Market Observations: 05 October 2011

Looks as though ‘risk’ assets are back on again, although my gut feeling is that this is just a correction. I don’t believe that the bottom for this move has been put in yet. However, the price action is what is important, not my opinion, so here it is.



As I said before, it seems as though stocks have put in a bottom with the 1074 low of yesterday, but I’m not convinced. Since Monday’s observations, we’ve seen some interesting action with the SPX breaking below both the 1120 and the 1101 demand levels with relative ease, closing at 1099 on Monday. The next day, it dropped to 1074, rallied to retest the 1100-1105 level, failed and drifted to the intraday lows before exploding higher in the last hour to close at 1123. The next day we saw another 20 handle rally that has left it at 1145. I am still of the view that the market will test the July 2010 lows of 1000-1050 at the very least, so this move is a bit unfinished for me. Perhaps a poor unemployment report will get us there. For the time being though, I do like us to go to the 1149-1160 area I have highlighted and then possibly face a reaction. This is a supply area on the way down, and it could hold, so I’m looking for reversal candles there on the short term timeframes.

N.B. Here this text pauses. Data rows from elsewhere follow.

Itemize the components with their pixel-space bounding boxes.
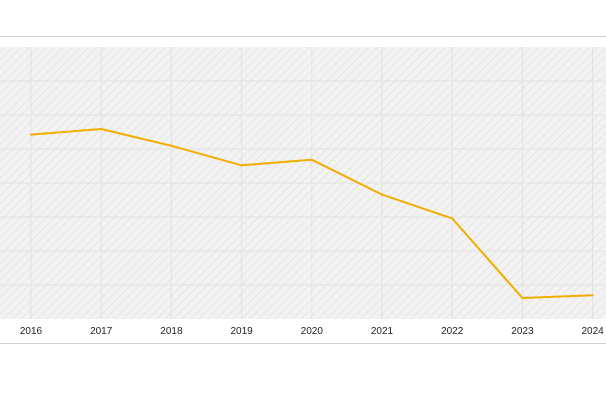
data-point-2020 — [310, 158, 313, 161]
x-tick-label: 2024 — [581, 326, 604, 337]
data-point-2018 — [170, 144, 173, 147]
x-tick-label: 2023 — [511, 326, 534, 337]
series-layer — [30, 128, 594, 299]
data-point-2017 — [100, 128, 103, 130]
grid-lines — [0, 47, 606, 319]
plot-area — [0, 47, 606, 319]
x-tick-label: 2020 — [301, 326, 324, 337]
data-point-2019 — [240, 164, 243, 167]
data-point-2023 — [521, 297, 524, 299]
x-tick-label: 2017 — [90, 326, 113, 337]
data-point-2021 — [381, 193, 383, 196]
x-tick-label: 2022 — [441, 326, 464, 337]
x-tick-label: 2019 — [230, 326, 253, 337]
data-point-2022 — [451, 217, 454, 220]
x-tick-label: 2021 — [371, 326, 394, 337]
data-point-2016 — [30, 133, 32, 136]
x-tick-label: 2016 — [20, 326, 43, 337]
x-axis: 2016 2017 2018 2019 2020 2021 2022 2023 2024 — [20, 326, 604, 337]
data-point-2024 — [591, 294, 594, 297]
x-tick-label: 2018 — [160, 326, 183, 337]
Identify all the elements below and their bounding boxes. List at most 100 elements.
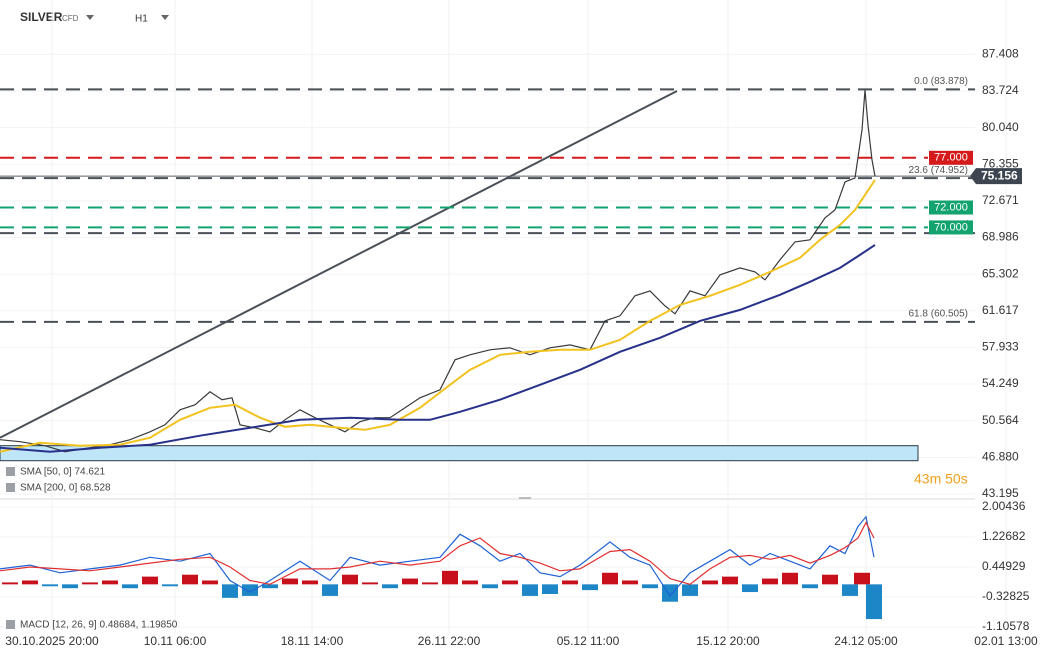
fib-label: 23.6 (74.952) <box>909 165 969 176</box>
histogram-bar <box>602 572 618 585</box>
histogram-bar <box>122 584 138 589</box>
fib-label: 0.0 (83.878) <box>914 76 968 87</box>
histogram-bar <box>762 578 778 585</box>
y-tick-label: 80.040 <box>982 120 1019 134</box>
x-tick-label: 24.12 05:00 <box>834 634 898 648</box>
histogram-bar <box>802 584 818 589</box>
y-tick-label: 68.986 <box>982 230 1019 244</box>
histogram-bar <box>522 584 538 596</box>
histogram-bar <box>402 578 418 585</box>
histogram-bar <box>42 584 58 587</box>
interval: H1 <box>135 14 148 25</box>
histogram-bar <box>322 584 338 596</box>
histogram-bar <box>142 576 158 585</box>
series-line <box>0 521 875 585</box>
histogram-bar <box>502 580 518 585</box>
y-tick-label: 50.564 <box>982 413 1019 427</box>
histogram-bar <box>642 584 658 589</box>
indicator-line <box>0 244 876 453</box>
x-tick-label: 02.01 13:00 <box>974 634 1038 648</box>
y-tick-label: 83.724 <box>982 83 1019 97</box>
support-zone <box>0 445 919 462</box>
histogram-bar <box>222 584 238 598</box>
histogram-bar <box>442 570 458 585</box>
y-tick-label: 1.22682 <box>982 529 1026 543</box>
histogram-bar <box>822 574 838 585</box>
x-tick-label: 30.10.2025 20:00 <box>5 634 99 648</box>
x-tick-label: 26.11 22:00 <box>418 634 481 648</box>
histogram-bar <box>682 584 698 596</box>
y-tick-label: 65.302 <box>982 266 1019 280</box>
y-tick-label: 57.933 <box>982 340 1019 354</box>
histogram-bar <box>102 580 118 585</box>
y-tick-label: 87.408 <box>982 46 1019 60</box>
histogram-bar <box>842 584 858 596</box>
histogram-bar <box>162 584 178 587</box>
histogram-bar <box>202 580 218 585</box>
histogram-bar <box>582 584 598 591</box>
histogram-bar <box>242 584 258 596</box>
series-line <box>0 89 876 453</box>
y-tick-label: 2.00436 <box>982 499 1026 513</box>
macd-legend: MACD [12, 26, 9] 0.48684, 1.19850 <box>20 620 178 631</box>
histogram-bar <box>722 576 738 585</box>
indicator-line <box>0 179 876 453</box>
price-level-tag-label: 72.000 <box>934 201 968 213</box>
y-tick-label: 72.671 <box>982 193 1019 207</box>
histogram-bar <box>782 572 798 585</box>
symbol: SILVER <box>20 10 63 24</box>
macd-legend-icon <box>6 620 15 629</box>
histogram-bar <box>854 572 870 585</box>
bar-countdown: 43m 50s <box>914 471 968 487</box>
histogram-bar <box>282 578 298 585</box>
legend-icon <box>6 483 15 492</box>
histogram-bar <box>262 584 278 589</box>
panel-resize-handle[interactable] <box>519 497 531 499</box>
price-level-tag <box>929 150 973 165</box>
histogram-bar <box>622 580 638 585</box>
histogram-bar <box>82 582 98 585</box>
histogram-bar <box>742 584 758 593</box>
price-level-tag <box>929 200 973 215</box>
histogram-bar <box>462 580 478 585</box>
histogram-bar <box>302 580 318 585</box>
histogram-bar <box>182 574 198 585</box>
x-tick-label: 15.12 20:00 <box>696 634 760 648</box>
trend-line <box>0 90 678 439</box>
histogram-bar <box>2 582 18 585</box>
y-tick-label: 43.195 <box>982 486 1019 500</box>
histogram-bar <box>62 584 78 589</box>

Trading levels: 1149-1160 above, 1120, 1074-1078 below.


10 Year UST

Hourly View

The 10 year did retest that 2.06 level that I talked about in the Observations from 28 September. Yield abruptly turned lower, although it crucially did not make a new low like stocks did. Is this divergence a possible sign that the rally in stocks is the real deal? Could be. The highlighted range at 1.925-1.95 is a good supply area for yield.

30 Year UST

Hourly View

The 30 year actually did make a new low since last week, with respect to yield. One could speculate that Operation Twist is responsible for this, but the divergence is still worth noting. This would suggest a further flattening of the yield curve, and a further indication that banks are about to be hit, and a further confirmation of recession. The circled region remains to highlight the day Operation Twist was announced, and thus far the market has played ball, and have been buying up the 30 year. We are approaching a supply area in terms of yield. It will be interesting to see if the Market will take out hte all time high in the 30 year at 2.53%. For now, we’re still on the lower highs and lower lows thing, so play that until the market shows otherwise.



Oil acted as we thought last week, retested the 84.5 level and sold off, going through 77 before bottoming at 75. It then rallied up to the 79.6 level. There is a pivot here at 80, as well as a supply zone from 80-81.5. It’s conceivable that this area could represent a place to sell from.

Copper has acted in a similar fashion, although its in a complete range now, from 3.02-3.16. How it resolves itself will be telling in terms of the way other risk assets go, so stay tuned.

Gold too remains in a range, spanning 1590-1680. Again, wait for resolution.



Hourly ViewFib

Fiber has spiked up in the last 24-48 hours along with the rise in equities, and as with equities I don’t think it has found its bottom for the move. Right now we’re in the middle of air on the way down based on a daily chart, with key demand at the 1.2870 low put in back in Jan 2011. I do think the market will trend there, given the decisive breakdown of the 1.34 area. The move down since 1.45 back in August has been rather orderly, and I feel we are in the midst of a corrective phase. The up moves have been laborious while the down moves quick and sharp. This has been the case with equities as well, apart from that monstrous rally at the end of Tuesdays session. I am looking at trading against the 1.342-1.346 area outlined above. The ECB announcement and Trickys presser after will surely be in focus.